Re-Remembering the Crisis: the Common Sense of Authoritarian Nostalgia
Civil Society
Elites
Media
National Identity
Marxism
Race
Narratives
Political Cultures
Abstract
From making America great again (again), to taking back control, the populist radical right across the Global North are known for articulating nostalgic visions of a lost past that can be retrieved through authoritarian policies in the present. This Authoritarian Nostalgia seems increasingly widespread among European and North American citizens, with Trump’s re-election, Wilders entering the Dutch government and the impending collapse of Germany’s Scholtz coalition amid an AfD surge. While Gramsci’s theorisation of political action as the articulation of common sense has not been deployed to explain Authoritarian Nostalgia in the Global North, his work has been used to great effect to theorise the phenomenon in the post-authoritarian Global South. In this paper, I suggest that we can theorise the spread of Authoritarian Nostalgia through populations in the Global North by bringing Gramsci’s insights back to Europe, using the UK as a case study.

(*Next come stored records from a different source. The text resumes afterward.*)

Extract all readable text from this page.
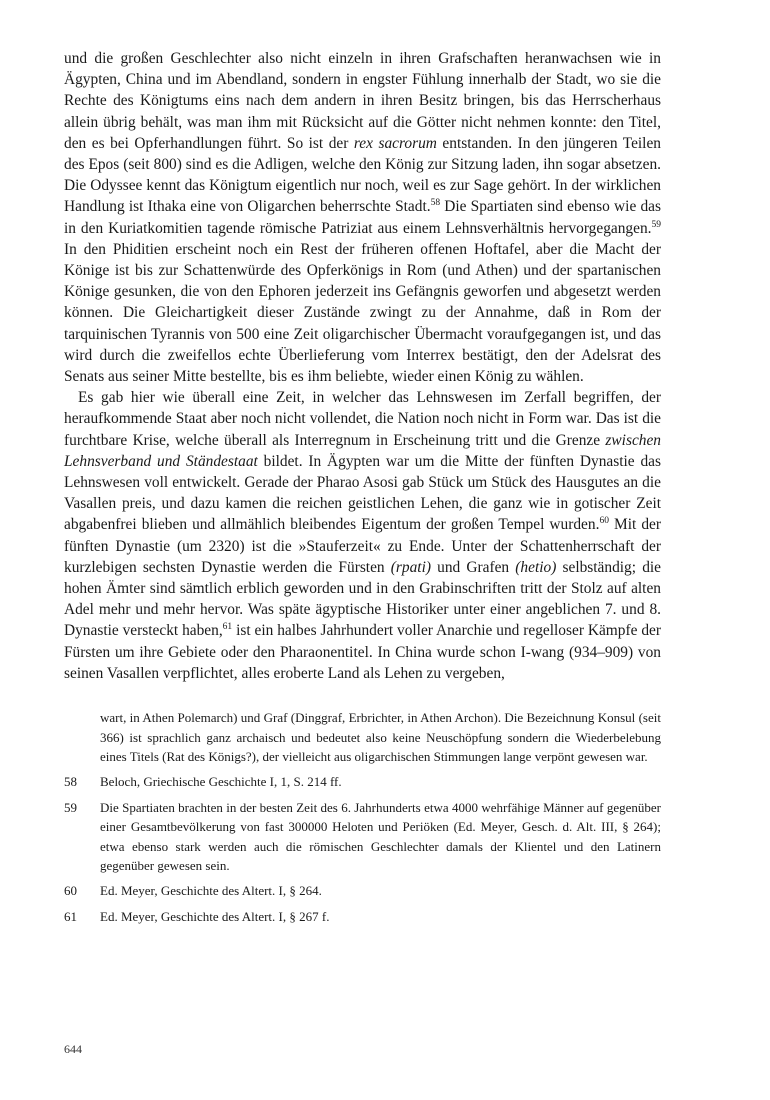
und die großen Geschlechter also nicht einzeln in ihren Grafschaften heranwachsen wie in Ägypten, China und im Abendland, sondern in engster Fühlung innerhalb der Stadt, wo sie die Rechte des Königtums eins nach dem andern in ihren Besitz bringen, bis das Herrscherhaus allein übrig behält, was man ihm mit Rücksicht auf die Götter nicht nehmen konnte: den Titel, den es bei Opferhandlungen führt. So ist der rex sacrorum entstanden. In den jüngeren Teilen des Epos (seit 800) sind es die Adligen, welche den König zur Sitzung laden, ihn sogar absetzen. Die Odyssee kennt das Königtum eigentlich nur noch, weil es zur Sage gehört. In der wirklichen Handlung ist Ithaka eine von Oligarchen beherrschte Stadt.$^{58}$ Die Spartiaten sind ebenso wie das in den Kuriatkomitien tagende römische Patriziat aus einem Lehnsverhältnis hervorgegangen.$^{59}$ In den Phiditien erscheint noch ein Rest der früheren offenen Hoftafel, aber die Macht der Könige ist bis zur Schattenwürde des Opferkönigs in Rom (und Athen) und der spartanischen Könige gesunken, die von den Ephoren jederzeit ins Gefängnis geworfen und abgesetzt werden können. Die Gleichartigkeit dieser Zustände zwingt zu der Annahme, daß in Rom der tarquinischen Tyrannis von 500 eine Zeit oligarchischer Übermacht voraufgegangen ist, und das wird durch die zweifellos echte Überlieferung vom Interrex bestätigt, den der Adelsrat des Senats aus seiner Mitte bestellte, bis es ihm beliebte, wieder einen König zu wählen.

Es gab hier wie überall eine Zeit, in welcher das Lehnswesen im Zerfall begriffen, der heraufkommende Staat aber noch nicht vollendet, die Nation noch nicht in Form war. Das ist die furchtbare Krise, welche überall als Interregnum in Erscheinung tritt und die Grenze zwischen Lehnsverband und Ständestaat bildet. In Ägypten war um die Mitte der fünften Dynastie das Lehnswesen voll entwickelt. Gerade der Pharao Asosi gab Stück um Stück des Hausgutes an die Vasallen preis, und dazu kamen die reichen geistlichen Lehen, die ganz wie in gotischer Zeit abgabenfrei blieben und allmählich bleibendes Eigentum der großen Tempel wurden.$^{60}$ Mit der fünften Dynastie (um 2320) ist die »Stauferzeit« zu Ende. Unter der Schattenherrschaft der kurzlebigen sechsten Dynastie werden die Fürsten (rpati) und Grafen (hetio) selbständig; die hohen Ämter sind sämtlich erblich geworden und in den Grabinschriften tritt der Stolz auf alten Adel mehr und mehr hervor. Was späte ägyptische Historiker unter einer angeblichen 7. und 8. Dynastie versteckt haben,$^{61}$ ist ein halbes Jahrhundert voller Anarchie und regelloser Kämpfe der Fürsten um ihre Gebiete oder den Pharaonentitel. In China wurde schon I-wang (934–909) von seinen Vasallen verpflichtet, alles eroberte Land als Lehen zu vergeben,

wart, in Athen Polemarch) und Graf (Dinggraf, Erbrichter, in Athen Archon). Die Bezeichnung Konsul (seit 366) ist sprachlich ganz archaisch und bedeutet also keine Neuschöpfung sondern die Wiederbelebung eines Titels (Rat des Königs?), der vielleicht aus oligarchischen Stimmungen lange verpönt gewesen war.
58	Beloch, Griechische Geschichte I, 1, S. 214 ff.
59	Die Spartiaten brachten in der besten Zeit des 6. Jahrhunderts etwa 4000 wehrfähige Männer auf gegenüber einer Gesamtbevölkerung von fast 300000 Heloten und Periöken (Ed. Meyer, Gesch. d. Alt. III, § 264); etwa ebenso stark werden auch die römischen Geschlechter damals der Klientel und den Latinern gegenüber gewesen sein.
60	Ed. Meyer, Geschichte des Altert. I, § 264.
61	Ed. Meyer, Geschichte des Altert. I, § 267 f.
644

This paper therefore proffers a novel explanation for both the dissemination of Authoritarian Nostalgia and its use by the PRR as a political strategy, in which I argue that Authoritarian Nostalgia is middle class common sense. Beginning from Gramsci’s understanding of common sense as the idiosyncratic, taken-for-granted social knowledge of a given group, I argue that the common sense of white middle classes in the Global North – even those in states that do not have an explicitly authoritarian history – contain sediments of authoritarianism, directed particularly against the racialised, classed (and gendered) other. Moreover, for Gramsci, during such periods of crisis, when a group’s material conditions deviate from its conception of the world, intellectuals are able to create new common sense narratives that produce political action in an attempt to resolve the crisis.
To demonstrate that Authoritarian Nostalgia is common sense, I choose contemporary Britain as a case study, as, with Labour’s electoral success, it seems to have bucked the pan-European trend of sliding rightwards. In doing so, I build on Hall et al.’s (1979) chronicle of the authoritarian consensus of Thatcherism, which was solidified as common sense through moral panics over ‘muggings’ during the crisis of the 1970s. I use discourse analysis of party-political programmes and media discourse to reveal attempts by the PRR (and beyond) to use the common sense of authoritarian nostalgia to mobilise a radical right politics in the present.
As such, I argue that, in Britain today – as in Europe – the PRR act as reactionary intellectuals, working to fuse existing common sense authoritarian tendencies around race, class, and gender with the equally common sense understanding that the past was better than the present, in order to articulate an authoritarian resolution to the crisis faced by the middle classes. By mobilising the British common sense mythology of a cohesive pre-immigration national identity, the PRR, Reform UK (and its mainstream accomplices in the Conservatives, Labour and across the media) cast the racialised other as the cause of middle class decline, whose removal through authoritarian methods, will arrest the slide.